Selon l’Institut, le salaire minimum risque de ne pas être revalorisé avant la fin de l’année. En effet, le Smic est réévalué en cours d’année lorsque l’indice de référence est supérieur d’au moins 2% à celui pris en compte lors de la dernière revalorisation. Cet indice de référence, très contestable, est celui des prix à la consommation (IPC) hors tabac pour les 20% des ménages les plus modestes. On compare cet indice de référence à celui qui était en vigueur lors du dernier calcul du Smic, en l’occurrence ici novembre 2023.

Or l’IPC hors tabac a augmenté de 1,9% en août 2024 par rapport à novembre 2023, soit 0,1 point de pourcentage de moins que ce qui serait nécessaire pour revaloriser le salaire minimum dès octobre. Pire, alors qu’il anticipait une revalorisation du Smic en octobre ou en novembre 2024, qui l’aurait porté au-dessus des 1800 euros brut, l’Insee prévoit désormais que le salaire minimum n’augmentera probablement pas avant le 1er janvier 2025.

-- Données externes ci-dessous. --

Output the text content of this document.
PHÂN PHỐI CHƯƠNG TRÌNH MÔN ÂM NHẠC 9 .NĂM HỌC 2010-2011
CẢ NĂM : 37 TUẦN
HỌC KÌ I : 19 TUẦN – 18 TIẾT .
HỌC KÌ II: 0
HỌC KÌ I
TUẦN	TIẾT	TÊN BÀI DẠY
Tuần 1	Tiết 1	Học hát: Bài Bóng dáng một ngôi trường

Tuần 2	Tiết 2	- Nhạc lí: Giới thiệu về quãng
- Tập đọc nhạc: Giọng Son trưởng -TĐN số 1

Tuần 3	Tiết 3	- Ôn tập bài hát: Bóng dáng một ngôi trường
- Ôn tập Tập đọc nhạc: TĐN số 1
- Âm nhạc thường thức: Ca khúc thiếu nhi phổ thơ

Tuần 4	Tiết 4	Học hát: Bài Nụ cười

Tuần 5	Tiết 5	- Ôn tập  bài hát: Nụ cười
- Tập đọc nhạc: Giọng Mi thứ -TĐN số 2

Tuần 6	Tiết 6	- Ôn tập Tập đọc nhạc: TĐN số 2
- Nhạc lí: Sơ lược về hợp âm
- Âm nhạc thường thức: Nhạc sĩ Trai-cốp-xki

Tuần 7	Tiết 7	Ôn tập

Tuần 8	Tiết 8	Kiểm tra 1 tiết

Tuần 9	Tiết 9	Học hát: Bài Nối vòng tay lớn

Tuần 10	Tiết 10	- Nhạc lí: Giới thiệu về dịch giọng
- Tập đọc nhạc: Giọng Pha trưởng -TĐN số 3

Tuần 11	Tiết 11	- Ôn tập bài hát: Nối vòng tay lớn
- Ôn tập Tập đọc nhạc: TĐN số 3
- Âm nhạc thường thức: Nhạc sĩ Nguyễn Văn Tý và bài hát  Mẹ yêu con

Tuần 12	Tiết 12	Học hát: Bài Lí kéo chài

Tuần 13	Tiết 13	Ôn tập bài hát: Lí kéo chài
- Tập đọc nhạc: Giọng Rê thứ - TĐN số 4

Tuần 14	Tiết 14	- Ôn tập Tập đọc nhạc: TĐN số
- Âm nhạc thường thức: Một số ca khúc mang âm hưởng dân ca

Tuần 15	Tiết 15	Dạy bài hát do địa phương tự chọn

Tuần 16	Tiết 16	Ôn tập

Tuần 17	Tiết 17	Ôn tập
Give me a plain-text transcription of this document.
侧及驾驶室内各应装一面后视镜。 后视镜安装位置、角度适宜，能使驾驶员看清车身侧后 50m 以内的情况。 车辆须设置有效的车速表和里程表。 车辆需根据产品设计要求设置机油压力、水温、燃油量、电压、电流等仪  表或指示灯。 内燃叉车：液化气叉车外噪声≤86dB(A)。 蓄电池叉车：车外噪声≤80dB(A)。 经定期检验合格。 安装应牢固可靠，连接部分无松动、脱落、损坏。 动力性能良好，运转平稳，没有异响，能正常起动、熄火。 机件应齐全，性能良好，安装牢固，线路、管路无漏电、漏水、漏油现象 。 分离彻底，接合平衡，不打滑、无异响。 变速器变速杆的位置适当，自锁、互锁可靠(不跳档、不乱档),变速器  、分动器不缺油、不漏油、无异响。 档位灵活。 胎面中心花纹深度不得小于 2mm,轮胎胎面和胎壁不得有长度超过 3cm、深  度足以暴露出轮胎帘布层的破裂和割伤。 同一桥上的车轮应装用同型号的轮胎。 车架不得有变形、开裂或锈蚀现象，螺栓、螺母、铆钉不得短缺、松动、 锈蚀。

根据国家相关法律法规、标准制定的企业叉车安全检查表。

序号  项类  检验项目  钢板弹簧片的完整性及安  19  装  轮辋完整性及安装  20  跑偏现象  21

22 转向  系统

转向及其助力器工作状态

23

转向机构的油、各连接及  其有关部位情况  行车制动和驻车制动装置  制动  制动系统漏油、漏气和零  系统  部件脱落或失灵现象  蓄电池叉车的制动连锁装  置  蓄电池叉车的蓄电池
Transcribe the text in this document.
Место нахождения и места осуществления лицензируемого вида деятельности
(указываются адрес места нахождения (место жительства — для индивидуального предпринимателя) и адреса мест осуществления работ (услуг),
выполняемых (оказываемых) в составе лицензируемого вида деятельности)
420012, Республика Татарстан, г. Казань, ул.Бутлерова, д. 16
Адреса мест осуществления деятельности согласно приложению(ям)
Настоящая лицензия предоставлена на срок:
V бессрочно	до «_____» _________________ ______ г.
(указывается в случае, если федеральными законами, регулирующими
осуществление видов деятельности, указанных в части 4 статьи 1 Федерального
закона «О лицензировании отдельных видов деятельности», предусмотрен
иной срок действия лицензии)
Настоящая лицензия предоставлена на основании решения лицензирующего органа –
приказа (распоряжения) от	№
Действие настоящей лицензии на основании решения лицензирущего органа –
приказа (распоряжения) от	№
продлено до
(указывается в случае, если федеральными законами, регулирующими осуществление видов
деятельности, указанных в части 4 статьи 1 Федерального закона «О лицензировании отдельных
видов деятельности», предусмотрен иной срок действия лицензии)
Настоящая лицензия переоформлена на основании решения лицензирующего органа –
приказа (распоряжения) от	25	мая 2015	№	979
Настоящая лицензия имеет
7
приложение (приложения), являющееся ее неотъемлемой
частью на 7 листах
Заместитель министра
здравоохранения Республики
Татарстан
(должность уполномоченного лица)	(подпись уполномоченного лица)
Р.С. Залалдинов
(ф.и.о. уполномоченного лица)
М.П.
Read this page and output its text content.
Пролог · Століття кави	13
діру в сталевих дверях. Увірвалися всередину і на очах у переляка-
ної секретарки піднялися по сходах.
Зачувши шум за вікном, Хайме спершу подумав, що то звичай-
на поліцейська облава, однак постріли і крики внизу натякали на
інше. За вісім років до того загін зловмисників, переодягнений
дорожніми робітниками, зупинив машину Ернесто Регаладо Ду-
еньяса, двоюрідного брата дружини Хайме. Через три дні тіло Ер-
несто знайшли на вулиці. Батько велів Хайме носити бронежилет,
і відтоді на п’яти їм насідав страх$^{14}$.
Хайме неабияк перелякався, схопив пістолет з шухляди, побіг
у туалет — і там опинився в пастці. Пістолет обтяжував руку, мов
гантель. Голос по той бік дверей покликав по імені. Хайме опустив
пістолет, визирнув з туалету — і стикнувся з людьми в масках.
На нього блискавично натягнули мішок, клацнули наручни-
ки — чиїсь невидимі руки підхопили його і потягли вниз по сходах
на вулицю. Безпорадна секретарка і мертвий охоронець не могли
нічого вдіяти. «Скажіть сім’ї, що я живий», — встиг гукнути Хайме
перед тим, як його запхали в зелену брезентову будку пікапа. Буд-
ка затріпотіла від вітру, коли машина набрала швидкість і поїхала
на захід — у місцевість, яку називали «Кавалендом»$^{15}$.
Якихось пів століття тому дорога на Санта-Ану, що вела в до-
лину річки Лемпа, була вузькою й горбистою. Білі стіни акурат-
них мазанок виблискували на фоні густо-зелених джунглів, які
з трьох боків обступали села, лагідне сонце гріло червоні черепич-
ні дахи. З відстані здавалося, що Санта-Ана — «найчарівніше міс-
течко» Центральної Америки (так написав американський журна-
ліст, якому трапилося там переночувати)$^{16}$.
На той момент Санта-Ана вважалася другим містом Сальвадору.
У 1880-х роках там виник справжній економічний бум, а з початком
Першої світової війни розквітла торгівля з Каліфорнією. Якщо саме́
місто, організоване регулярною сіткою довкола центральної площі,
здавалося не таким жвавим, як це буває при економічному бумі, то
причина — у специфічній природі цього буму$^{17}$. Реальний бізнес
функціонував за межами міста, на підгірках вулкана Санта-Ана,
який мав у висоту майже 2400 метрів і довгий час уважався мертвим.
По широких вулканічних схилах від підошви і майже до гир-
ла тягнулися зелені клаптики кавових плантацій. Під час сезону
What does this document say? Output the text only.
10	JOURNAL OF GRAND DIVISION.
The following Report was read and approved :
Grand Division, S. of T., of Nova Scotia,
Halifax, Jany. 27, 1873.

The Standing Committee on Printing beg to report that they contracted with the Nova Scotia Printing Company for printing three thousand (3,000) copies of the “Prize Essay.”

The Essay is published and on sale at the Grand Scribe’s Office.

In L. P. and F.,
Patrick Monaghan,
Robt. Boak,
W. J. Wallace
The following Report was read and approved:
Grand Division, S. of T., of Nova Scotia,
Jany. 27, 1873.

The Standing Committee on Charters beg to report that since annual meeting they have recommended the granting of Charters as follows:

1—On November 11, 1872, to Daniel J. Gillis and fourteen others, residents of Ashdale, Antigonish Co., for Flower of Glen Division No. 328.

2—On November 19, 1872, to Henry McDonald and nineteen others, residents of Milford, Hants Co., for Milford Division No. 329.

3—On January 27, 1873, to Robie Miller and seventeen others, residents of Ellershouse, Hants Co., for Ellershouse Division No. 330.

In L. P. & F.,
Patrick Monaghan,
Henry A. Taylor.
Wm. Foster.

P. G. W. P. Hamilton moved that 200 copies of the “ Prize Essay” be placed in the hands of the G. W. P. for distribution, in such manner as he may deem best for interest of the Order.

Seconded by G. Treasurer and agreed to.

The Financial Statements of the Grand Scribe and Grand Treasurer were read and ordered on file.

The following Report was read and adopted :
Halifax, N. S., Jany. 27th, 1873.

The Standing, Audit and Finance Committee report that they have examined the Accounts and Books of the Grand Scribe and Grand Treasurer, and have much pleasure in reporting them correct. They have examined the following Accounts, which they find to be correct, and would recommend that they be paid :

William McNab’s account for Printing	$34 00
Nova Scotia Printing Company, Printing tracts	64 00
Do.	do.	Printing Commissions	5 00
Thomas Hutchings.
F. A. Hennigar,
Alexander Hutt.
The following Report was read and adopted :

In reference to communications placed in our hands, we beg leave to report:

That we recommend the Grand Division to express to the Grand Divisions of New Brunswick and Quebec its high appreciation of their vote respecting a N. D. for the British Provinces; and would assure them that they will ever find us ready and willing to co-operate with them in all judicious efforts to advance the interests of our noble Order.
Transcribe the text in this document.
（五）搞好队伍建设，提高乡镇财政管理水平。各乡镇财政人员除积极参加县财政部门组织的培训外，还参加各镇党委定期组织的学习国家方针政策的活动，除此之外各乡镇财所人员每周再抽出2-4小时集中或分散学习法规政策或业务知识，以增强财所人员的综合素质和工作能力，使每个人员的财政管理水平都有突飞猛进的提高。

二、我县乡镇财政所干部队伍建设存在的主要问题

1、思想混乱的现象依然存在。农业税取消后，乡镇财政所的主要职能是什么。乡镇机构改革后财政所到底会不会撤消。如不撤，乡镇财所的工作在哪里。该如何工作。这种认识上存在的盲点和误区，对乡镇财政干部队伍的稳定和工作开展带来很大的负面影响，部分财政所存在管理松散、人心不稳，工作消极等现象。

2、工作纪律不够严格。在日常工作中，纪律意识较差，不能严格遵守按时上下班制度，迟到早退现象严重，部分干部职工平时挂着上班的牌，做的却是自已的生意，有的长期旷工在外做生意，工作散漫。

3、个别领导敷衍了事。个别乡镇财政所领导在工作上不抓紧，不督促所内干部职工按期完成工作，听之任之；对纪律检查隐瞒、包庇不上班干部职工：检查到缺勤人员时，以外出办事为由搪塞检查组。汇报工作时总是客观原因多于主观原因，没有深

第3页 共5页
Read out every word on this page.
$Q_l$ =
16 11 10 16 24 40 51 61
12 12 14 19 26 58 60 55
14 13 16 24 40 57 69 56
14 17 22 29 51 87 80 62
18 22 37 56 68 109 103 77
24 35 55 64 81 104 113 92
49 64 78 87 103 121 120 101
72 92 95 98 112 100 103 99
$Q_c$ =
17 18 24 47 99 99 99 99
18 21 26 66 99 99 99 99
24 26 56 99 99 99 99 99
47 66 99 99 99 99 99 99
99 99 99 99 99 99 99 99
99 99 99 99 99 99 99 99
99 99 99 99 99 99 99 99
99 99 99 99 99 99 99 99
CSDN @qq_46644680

Ce mémo a l’ambition de montrer que cette non-revalorisation du Smic est la conséquence d’un choix purement politique : la décision d’utiliser l’IPC hors tabac comme indice de référence[1]. D’autres choix étaient et sont donc possibles (et souhaitables) !

 

[1] Selon la loi n°91-32 du 10 janvier 1991 relative à la lutte contre le tabagisme et l’alcoolisme, il est écrit qu’« à compter du 1er janvier 1992, toute référence à un indice des prix à la consommation pour la détermination d’une prestation, d’une rémunération, d’une dotation ou de tout autre avantage s’entend d’un indice ne prenant pas en compte le prix du tabac ».

 

Comment est revalorisé le salaire minimum en France ?

 

Le salaire minimum est revalorisé chaque année au 1er janvier. Cette revalorisation est calculée en prenant en compte deux facteurs. D’abord, l’indexation se fait sur l’inflation hors tabac calculée par l’Insee et qui est mesurée pour les 20% des ménages qui ont les revenus les plus modestes. Ensuite, pour éviter un décrochage du Smic par rapport à la dynamique des salaires, il est également indexé sur la moitié du gain de pouvoir d’achat du salaire horaire de base des ouvriers et des employés (SHBOE), avec la possibilité pour le gouvernement de décider d’une revalorisation supplémentaire appelée « coup de pouce ». Pour résumer, le Smic est revalorisé de la façon suivante :

 

Revalorisation = inflation + moitié du gain de pouvoir d’achat du SHBOE + coup de pouce

 

Il faut noter que des revalorisations du Smic peuvent aussi avoir lieu en cours d’année : lorsque l’indice des prix à la consommation (IPC) hors tabac augmente d’au moins 2% par rapport à la dernière revalorisation du Smic, ce dernier est augmenté automatiquement dans les mêmes proportions.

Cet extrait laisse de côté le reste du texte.